Ok del governo al piano per la banda larga e la crescita digitale

L'obiettivo del programma è recuperare posizioni nella classifica che vede l'Italia ultima per connessioni e uso di Internet in Europa

Il consiglio dei ministri ha approvato la strategia italiana per la banda ultralarga e per la crescita digitale 2014-2020. Le due strategie sono state definite dall'agenzia per l'Italia digitale e dal ministero dello Sviluppo Economico sotto il coordinamento della Presidenza del Consiglio dei Ministri. Entrambe le mosse mirano a colmare il ritardo digitale del Paese sul fronte infrastrutturale e nei servizi.

L'Italia nel 2014, infatti, risultava ancora il Paese con la minor copertura di reti digitali di nuova generazione in Europa, sotto la media europea di oltre 40 punti percentuali per l'accesso a più di 30 Mbps (megabyte per secondo), un 20% di copertura, contro il 62% europeo; con la prospettiva di giungere solo nel 2016 al 60% di copertura a 30 mbps e in assenza di piani di operatori privati per avviare la copertura estensiva a 100 Mbps.
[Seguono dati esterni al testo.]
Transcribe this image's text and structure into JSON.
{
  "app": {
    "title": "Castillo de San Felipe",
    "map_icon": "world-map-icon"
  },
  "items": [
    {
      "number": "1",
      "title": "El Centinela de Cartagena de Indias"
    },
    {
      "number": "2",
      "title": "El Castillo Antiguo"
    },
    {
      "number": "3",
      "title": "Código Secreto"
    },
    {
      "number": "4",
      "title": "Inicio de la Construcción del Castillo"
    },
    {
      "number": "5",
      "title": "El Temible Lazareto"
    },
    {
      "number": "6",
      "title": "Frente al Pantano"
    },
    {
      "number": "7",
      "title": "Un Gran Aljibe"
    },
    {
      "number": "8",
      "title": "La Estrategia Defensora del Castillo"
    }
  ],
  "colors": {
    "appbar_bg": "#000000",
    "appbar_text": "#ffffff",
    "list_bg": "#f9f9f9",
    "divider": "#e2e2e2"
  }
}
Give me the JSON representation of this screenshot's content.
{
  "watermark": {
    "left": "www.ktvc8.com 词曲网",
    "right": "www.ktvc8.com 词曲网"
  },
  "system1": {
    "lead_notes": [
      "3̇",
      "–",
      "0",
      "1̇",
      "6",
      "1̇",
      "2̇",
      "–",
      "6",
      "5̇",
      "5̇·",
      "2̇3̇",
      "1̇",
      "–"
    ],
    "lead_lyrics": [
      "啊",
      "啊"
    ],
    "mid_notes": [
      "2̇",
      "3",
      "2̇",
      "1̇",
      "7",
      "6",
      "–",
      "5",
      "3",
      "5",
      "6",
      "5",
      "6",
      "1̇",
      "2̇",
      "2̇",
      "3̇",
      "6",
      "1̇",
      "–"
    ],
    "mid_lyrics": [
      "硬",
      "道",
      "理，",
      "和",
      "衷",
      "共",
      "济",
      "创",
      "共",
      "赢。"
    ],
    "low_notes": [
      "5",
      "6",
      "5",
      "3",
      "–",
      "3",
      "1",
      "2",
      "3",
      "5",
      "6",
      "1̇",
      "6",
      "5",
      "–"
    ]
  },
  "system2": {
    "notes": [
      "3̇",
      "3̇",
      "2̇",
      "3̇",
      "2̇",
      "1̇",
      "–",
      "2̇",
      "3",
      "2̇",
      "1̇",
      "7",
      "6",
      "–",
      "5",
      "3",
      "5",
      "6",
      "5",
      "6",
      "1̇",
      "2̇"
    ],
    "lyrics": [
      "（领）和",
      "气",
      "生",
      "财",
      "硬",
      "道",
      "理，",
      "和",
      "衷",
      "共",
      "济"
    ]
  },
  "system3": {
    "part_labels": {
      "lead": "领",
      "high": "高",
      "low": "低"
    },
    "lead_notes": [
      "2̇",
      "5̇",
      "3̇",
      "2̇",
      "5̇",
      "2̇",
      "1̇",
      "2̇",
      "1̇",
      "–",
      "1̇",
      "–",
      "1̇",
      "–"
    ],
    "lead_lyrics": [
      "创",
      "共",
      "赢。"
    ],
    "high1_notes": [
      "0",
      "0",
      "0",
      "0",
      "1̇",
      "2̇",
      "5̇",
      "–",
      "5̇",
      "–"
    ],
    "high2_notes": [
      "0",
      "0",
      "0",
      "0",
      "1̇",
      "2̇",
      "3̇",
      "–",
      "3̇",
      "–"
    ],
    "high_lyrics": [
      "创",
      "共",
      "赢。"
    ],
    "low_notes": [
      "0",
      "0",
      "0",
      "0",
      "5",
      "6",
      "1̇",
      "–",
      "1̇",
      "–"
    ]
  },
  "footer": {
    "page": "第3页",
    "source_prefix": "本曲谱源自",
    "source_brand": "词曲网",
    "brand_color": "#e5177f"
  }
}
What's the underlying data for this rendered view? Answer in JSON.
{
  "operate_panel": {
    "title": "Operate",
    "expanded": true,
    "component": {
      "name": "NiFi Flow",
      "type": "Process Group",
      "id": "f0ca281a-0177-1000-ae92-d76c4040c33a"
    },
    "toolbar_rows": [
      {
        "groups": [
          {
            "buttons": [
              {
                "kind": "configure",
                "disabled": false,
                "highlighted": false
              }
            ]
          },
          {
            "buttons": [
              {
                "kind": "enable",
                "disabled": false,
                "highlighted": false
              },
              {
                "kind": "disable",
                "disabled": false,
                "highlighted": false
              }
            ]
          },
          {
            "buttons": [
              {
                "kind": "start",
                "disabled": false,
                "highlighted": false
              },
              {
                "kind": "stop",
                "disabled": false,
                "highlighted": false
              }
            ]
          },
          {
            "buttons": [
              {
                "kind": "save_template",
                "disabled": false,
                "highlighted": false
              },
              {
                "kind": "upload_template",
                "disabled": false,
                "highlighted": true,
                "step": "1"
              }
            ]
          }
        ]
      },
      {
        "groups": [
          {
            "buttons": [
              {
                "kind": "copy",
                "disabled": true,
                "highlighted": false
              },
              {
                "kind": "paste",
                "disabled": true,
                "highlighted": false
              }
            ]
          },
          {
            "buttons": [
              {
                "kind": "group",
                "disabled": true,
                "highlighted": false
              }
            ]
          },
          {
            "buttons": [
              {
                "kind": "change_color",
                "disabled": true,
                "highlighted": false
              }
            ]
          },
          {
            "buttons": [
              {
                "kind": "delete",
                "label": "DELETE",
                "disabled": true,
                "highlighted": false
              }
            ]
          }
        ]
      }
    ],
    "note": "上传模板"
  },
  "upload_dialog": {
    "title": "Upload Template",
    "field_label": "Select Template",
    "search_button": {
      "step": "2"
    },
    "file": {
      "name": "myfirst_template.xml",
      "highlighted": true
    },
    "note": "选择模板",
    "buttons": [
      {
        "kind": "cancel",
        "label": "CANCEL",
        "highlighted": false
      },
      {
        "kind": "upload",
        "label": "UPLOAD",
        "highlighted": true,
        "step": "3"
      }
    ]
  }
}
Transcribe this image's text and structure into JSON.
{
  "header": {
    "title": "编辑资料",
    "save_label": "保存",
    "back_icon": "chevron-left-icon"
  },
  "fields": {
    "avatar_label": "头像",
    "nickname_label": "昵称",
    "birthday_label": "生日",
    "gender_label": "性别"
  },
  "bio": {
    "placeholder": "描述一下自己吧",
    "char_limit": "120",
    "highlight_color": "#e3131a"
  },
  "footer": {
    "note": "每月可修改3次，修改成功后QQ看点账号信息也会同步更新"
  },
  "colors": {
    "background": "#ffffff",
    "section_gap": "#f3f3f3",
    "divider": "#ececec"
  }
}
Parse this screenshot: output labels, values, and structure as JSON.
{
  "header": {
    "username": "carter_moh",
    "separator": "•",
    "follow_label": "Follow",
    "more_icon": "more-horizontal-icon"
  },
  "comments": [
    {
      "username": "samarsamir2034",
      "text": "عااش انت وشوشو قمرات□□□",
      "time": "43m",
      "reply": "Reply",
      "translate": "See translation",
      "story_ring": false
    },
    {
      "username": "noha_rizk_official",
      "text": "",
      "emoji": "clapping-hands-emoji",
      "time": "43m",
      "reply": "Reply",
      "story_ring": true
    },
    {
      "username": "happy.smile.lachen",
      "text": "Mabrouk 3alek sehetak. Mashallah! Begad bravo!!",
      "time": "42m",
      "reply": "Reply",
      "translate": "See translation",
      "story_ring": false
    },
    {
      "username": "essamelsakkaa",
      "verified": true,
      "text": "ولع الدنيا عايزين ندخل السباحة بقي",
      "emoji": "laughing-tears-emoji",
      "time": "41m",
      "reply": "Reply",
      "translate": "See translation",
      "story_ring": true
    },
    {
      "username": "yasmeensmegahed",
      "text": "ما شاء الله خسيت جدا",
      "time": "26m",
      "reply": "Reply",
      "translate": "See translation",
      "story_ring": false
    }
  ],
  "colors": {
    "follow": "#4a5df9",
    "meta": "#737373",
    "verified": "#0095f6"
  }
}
Da qui, la necessità di recuperare il gap e raggiungere l'obiettivo strategico di massimizzare la copertura entro il 2020 da un punto di vista infrastrutturale, raggiungendo come minimo gli obiettivi definiti per il secondo pilastro dell'agenda digitale europea - cioè internet in ultrabroadband ad almeno 100 mbps per almeno il 50% della popolazione come utente, con un 100% dei cittadini che abbiano la copertura a 30 mbps - ma dandosi come obiettivo del piano il raggiungimento dei 100 Mbps fino all'85% dei cittadini.

Parallelamente alla creazione delle infrastrutture digitali, attraverso la strategia per la crescita digitale, il governo intende stimolare la creazione e l'offerta di servizi che ne rendano appetibile l'utilizzo e la sottoscrizione di abbonamenti in ultrabroadband". Così in una nota il consiglio dei ministri. "Strategia italiana per la banda ultralarga - si legge nel comunicato - Il nuovo piano nazionale per la banda ultralarga si propone un mix virtuoso di investimenti pubblici e privati. Qualora i privati investiranno in misura uguale al pubblico, l'obiettivo che si può raggiungere è superiore a quello minimo europeo. L'obiettivo della strategia italiana per la banda ultralarga è quello di rimediare a questo gap infrastrutturale e di mercato, creando le condizioni più favorevoli allo sviluppo integrato delle infrastrutture di telecomunicazione fisse e mobili, con azioni quali: agevolazioni tese ad abbassare le barriere di costo di implementazione, semplificando e riducendo gli oneri amministrativi; coordinamento nella gestione del sottosuolo attraverso l'istituzione di un Catasto del sotto e sopra suolo che garantisca il monitoraggio degli interventi e il miglior utilizzo delle infrastrutture esistenti; adeguamento agli altri Paesi europei dei limiti in materia di elettromagnetismo; incentivi fiscali e credito a tassi agevolati nelle aree più redditizie per promuovere il 'salto di qualità'; incentivi pubblici per investire nelle aree marginali; realizzazione diretta di infrastrutture pubbliche nelle aree a fallimento di mercato".